На заднем, хозяйственном, дворике размещались службы, тянулись грядки общественного огорода, паслась привязанная к колышку коза, верещал в «стайке» поросёнок. Тут простирались владения семейства цыган — уборщицы Антонины Лазаревны, её мужа, шофёра, слесаря, мастера на все руки, в прошлом соллогубовского конюха, бабки Елизаветы Сергеевны и двоих детей. Все они, и стар, и млад, и мал, были добры, трудолюбивы и красивы, - такими на всю жизнь и запомнились. Конечно же, Марина часто заглядывала к ним и даже помогала Антонине Лазаревне в каком-то шитье, чтобы только слушать её (лесковские) рассказы. Шутила, что напишет книжку «Цыганские сказки».

На этом же, цыганском, дворике первый директор Дворца Искусств, поэт-футурист Иван Рукавишников43 проводил учения с красноармейцами, чередуя грамоту с ружейными приёмами; он был рыж и краснолиц, одет в нечто полувоенное, полуоперное, подпоясан в несколько оборотов длинным шёлковым шарфом а-ля калабрийский разбойник. Жена его Нина ведала московскими цирками; иногда она заезжала за мужем в экипаже, запряжённом отслужившими свой артистический век, списанными с арены лошадьми. «Всё смешалось в доме Ростовых», - шутила Марина. Рукавишниковской упряжке, умевшей танцевать вальс, посвятила она один из своих рассказов на французском языке — «Чудо с лошадьми».

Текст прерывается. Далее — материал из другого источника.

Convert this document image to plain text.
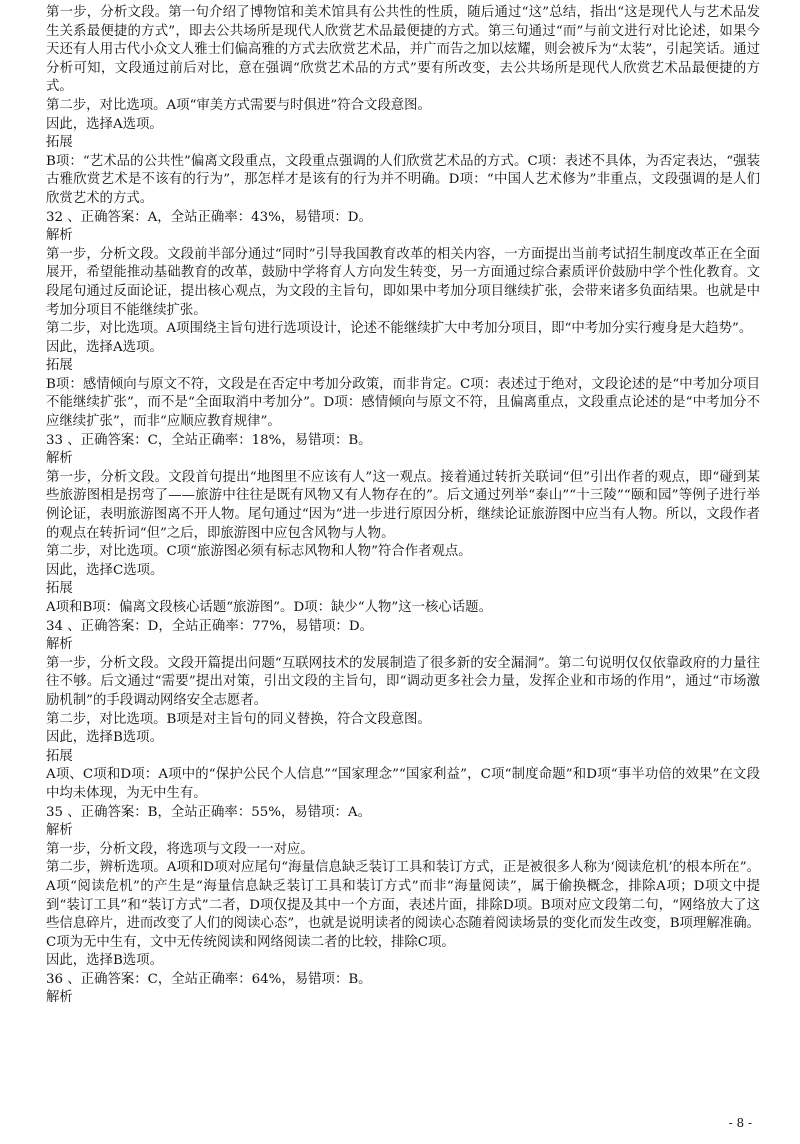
第一步，分析文段。第一句介绍了博物馆和美术馆具有公共性的性质，随后通过“这”总结，指出“这是现代人与艺术品发生关系最便捷的方式”，即去公共场所是现代人欣赏艺术品最便捷的方式。第三句通过“而”与前文进行对比论述，如果今天还有人用古代小众文人雅士们偏高雅的方式去欣赏艺术品，并广而告之加以炫耀，则会被斥为“太装”，引起笑话。通过分析可知，文段通过前后对比，意在强调“欣赏艺术品的方式”要有所改变，去公共场所是现代人欣赏艺术品最便捷的方式。
第二步，对比选项。A项“审美方式需要与时俱进”符合文段意图。
因此，选择A选项。
拓展
B项：“艺术品的公共性”偏离文段重点，文段重点强调的人们欣赏艺术品的方式。C项：表述不具体，为否定表达，“强装古雅欣赏艺术是不该有的行为”，那怎样才是该有的行为并不明确。D项：“中国人艺术修为”非重点，文段强调的是人们欣赏艺术的方式。
32 、正确答案：A，全站正确率：43%，易错项：D。
解析
第一步，分析文段。文段前半部分通过“同时”引导我国教育改革的相关内容，一方面提出当前考试招生制度改革正在全面展开，希望能推动基础教育的改革，鼓励中学将育人方向发生转变，另一方面通过综合素质评价鼓励中学个性化教育。文段尾句通过反面论证，提出核心观点，为文段的主旨句，即如果中考加分项目继续扩张，会带来诸多负面结果。也就是中考加分项目不能继续扩张。
第二步，对比选项。A项围绕主旨句进行选项设计，论述不能继续扩大中考加分项目，即“中考加分实行瘦身是大趋势”。
因此，选择A选项。
拓展
B项：感情倾向与原文不符，文段是在否定中考加分政策，而非肯定。C项：表述过于绝对，文段论述的是“中考加分项目不能继续扩张”，而不是“全面取消中考加分”。D项：感情倾向与原文不符，且偏离重点，文段重点论述的是“中考加分不应继续扩张”，而非“应顺应教育规律”。
33 、正确答案：C，全站正确率：18%，易错项：B。
解析
第一步，分析文段。文段首句提出“地图里不应该有人”这一观点。接着通过转折关联词“但”引出作者的观点，即“碰到某些旅游图相是拐弯了——旅游中往往是既有风物又有人物存在的”。后文通过列举“泰山”“十三陵”“颐和园”等例子进行举例论证，表明旅游图离不开人物。尾句通过“因为”进一步进行原因分析，继续论证旅游图中应当有人物。所以，文段作者的观点在转折词“但”之后，即旅游图中应包含风物与人物。
第二步，对比选项。C项“旅游图必须有标志风物和人物”符合作者观点。
因此，选择C选项。
拓展
A项和B项：偏离文段核心话题“旅游图”。D项：缺少“人物”这一核心话题。
34 、正确答案：D，全站正确率：77%，易错项：D。
解析
第一步，分析文段。文段开篇提出问题“互联网技术的发展制造了很多新的安全漏洞”。第二句说明仅仅依靠政府的力量往往不够。后文通过“需要”提出对策，引出文段的主旨句，即“调动更多社会力量，发挥企业和市场的作用”，通过“市场激励机制”的手段调动网络安全志愿者。
第二步，对比选项。B项是对主旨句的同义替换，符合文段意图。
因此，选择B选项。
拓展
A项、C项和D项：A项中的“保护公民个人信息”“国家理念”“国家利益”，C项“制度命题”和D项“事半功倍的效果”在文段中均未体现，为无中生有。
35 、正确答案：B，全站正确率：55%，易错项：A。
解析
第一步，分析文段，将选项与文段一一对应。
第二步，辨析选项。A项和D项对应尾句“海量信息缺乏装订工具和装订方式，正是被很多人称为‘阅读危机’的根本所在”。A项“阅读危机”的产生是“海量信息缺乏装订工具和装订方式”而非“海量阅读”，属于偷换概念，排除A项；D项文中提到“装订工具”和“装订方式”二者，D项仅提及其中一个方面，表述片面，排除D项。B项对应文段第二句，“网络放大了这些信息碎片，进而改变了人们的阅读心态”，也就是说明读者的阅读心态随着阅读场景的变化而发生改变，B项理解准确。C项为无中生有，文中无传统阅读和网络阅读二者的比较，排除C项。
因此，选择B选项。
36 、正确答案：C，全站正确率：64%，易错项：B。
解析
- 8 -
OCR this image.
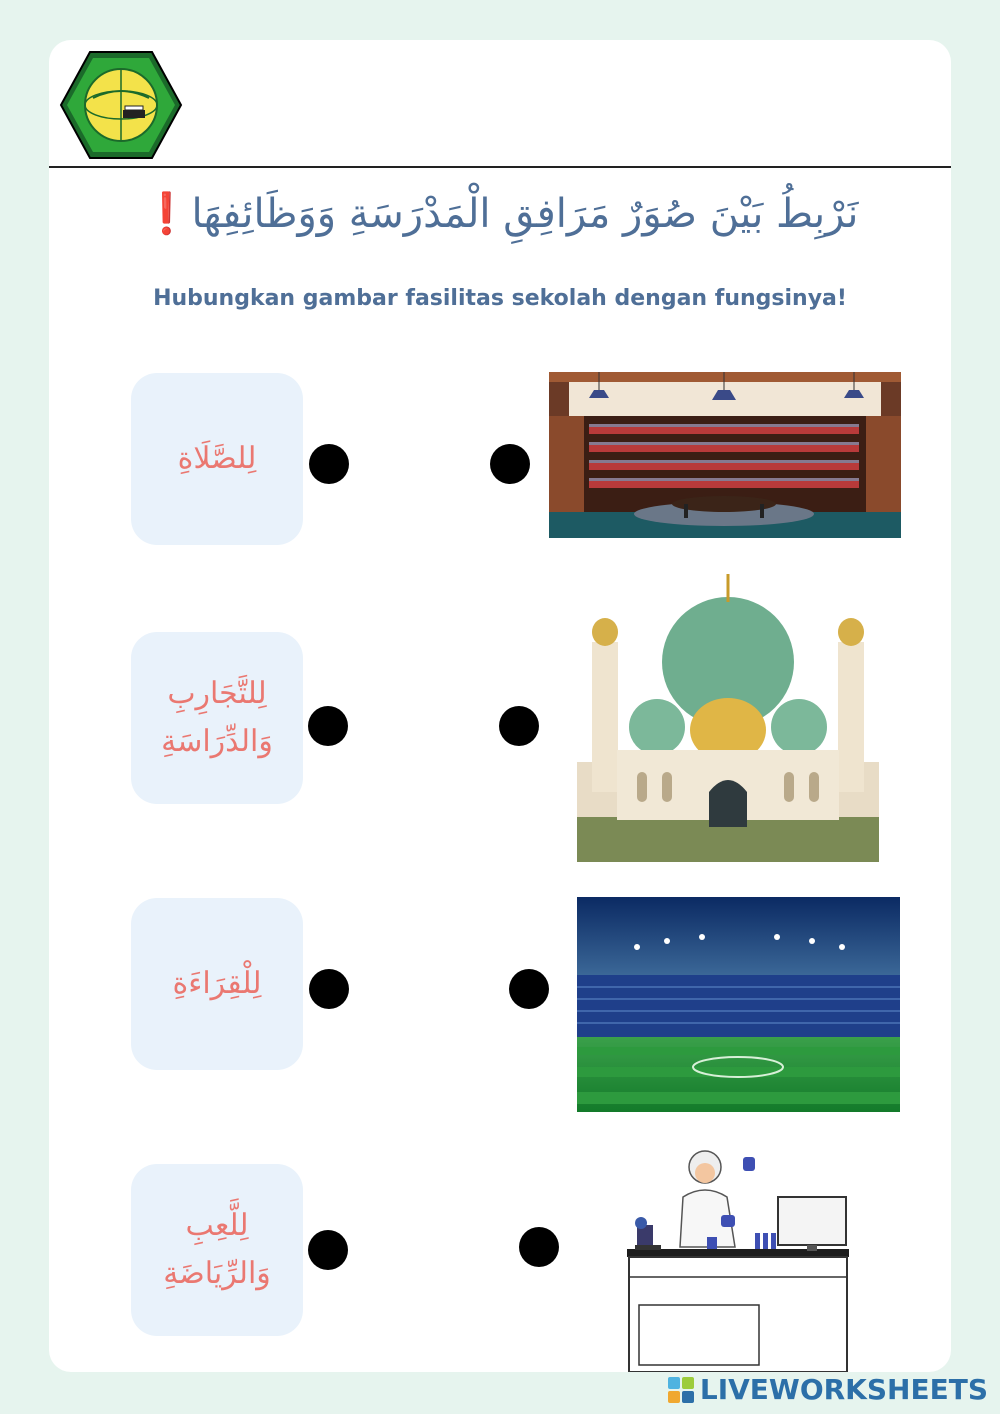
نَرْبِطُ بَيْنَ صُوَرٌ مَرَافِقِ الْمَدْرَسَةِ وَوَظَائِفِهَا❗
Hubungkan gambar fasilitas sekolah dengan fungsinya!
لِلصَّلَاةِ
لِلتَّجَارِبِ
وَالدِّرَاسَةِ
لِلْقِرَاءَةِ
لِلَّعِبِ
وَالرِّيَاضَةِ
LIVEWORKSHEETS
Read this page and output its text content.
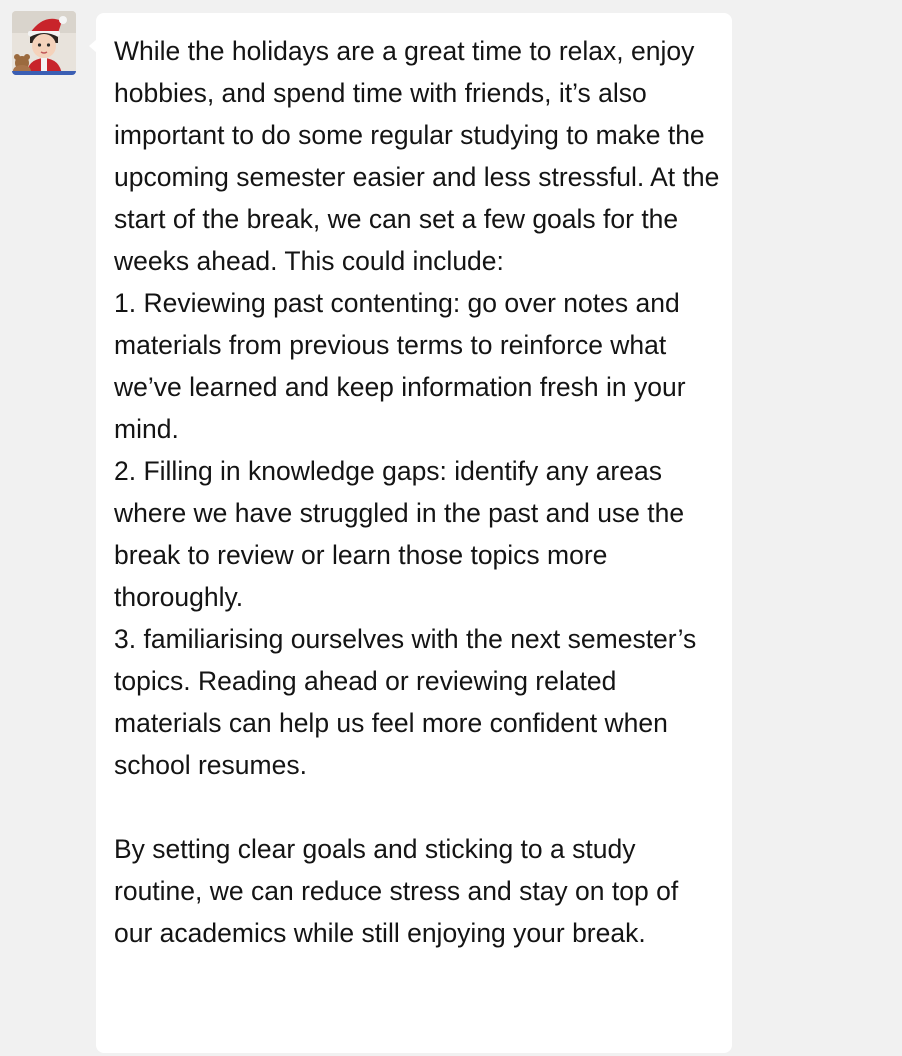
While the holidays are a great time to relax, enjoy hobbies, and spend time with friends, it’s also important to do some regular studying to make the upcoming semester easier and less stressful. At the start of the break, we can set a few goals for the weeks ahead. This could include:
1. Reviewing past contenting: go over notes and materials from previous terms to reinforce what we’ve learned and keep information fresh in your mind.
2. Filling in knowledge gaps: identify any areas where we have struggled in the past and use the break to review or learn those topics more thoroughly.
3. familiarising ourselves with the next semester’s topics. Reading ahead or reviewing related materials can help us feel more confident when school resumes.

By setting clear goals and sticking to a study routine, we can reduce stress and stay on top of our academics while still enjoying your break.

Она любила Дворец, стоявший в те годы как бы на стыке искусств — уходящих и восходящих, ей нравилась атмосфера его концертов, дискуссий, чтений, его литературных вечеров, в которых она так охотно принимала участие, некая — переходная - камерность их и щадящая традиционность обстановки, отвлекавшая от тягот и забот вздыбленного быта.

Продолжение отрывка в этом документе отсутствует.